You may not see it in corporate bond spreads, but since the SVB blowup, there has been increasing disintermediation from deposits out of the banking system. Lending by banks is falling quickly, as a result and this is what is likely to slow the economy down. With Fed funds at 5.50 and possibly higher there is little incentive for banks to expand their commercial lending or borrow to invest in UST bonds- safe spread products just are not worth investing for the banks. It has taken longer than many, including me, thought to see a slowdown. But the seeds are planted. QT is not helping matters. There is not going to be any fiscal bail out if the economy slows either- the House sure is not going to do anything to help Biden politically next year. The post pandemic effects have propped the economy up until now, but those are rapidly unspooling.
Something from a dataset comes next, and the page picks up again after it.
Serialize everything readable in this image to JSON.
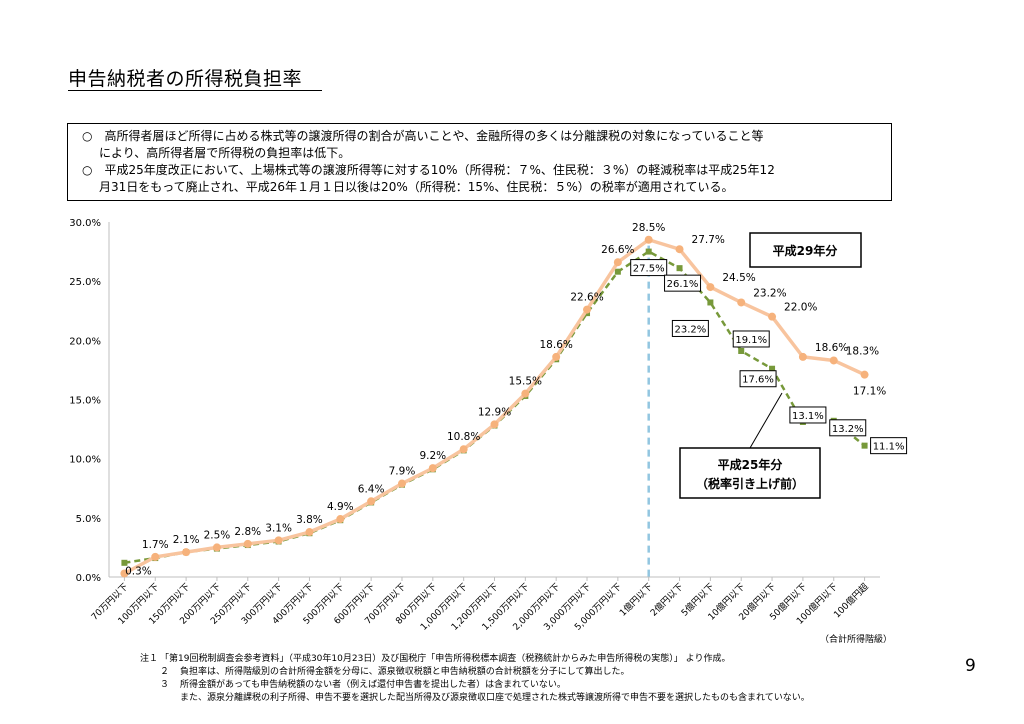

So you will see lower supply disruptions, an unsteady disinflation, and possibly better real wage numbers for a little while. Then the shoes drop. Sometime very soon the happy talk will come to an end. We will be lucky to have a better second half of 2024.
Am I the only one that thinks “nobody knows anything” here. There are so many variables going in conflicting directions — dollar up, imports higher, more inflation, consumer spending should then fall, and prices fall fall from lower demand … maybe. Anyone really have all this stuff figured out? Then we’ve got PPI falling, inventories — who knows, back-to-school is three weeks away followed closely by early Black Friday, then what? This situation is, in the words of one of my favorite song-writers, the “circle game” which will leave us all chattering continually for the rest of the year to no satisfying conclusion.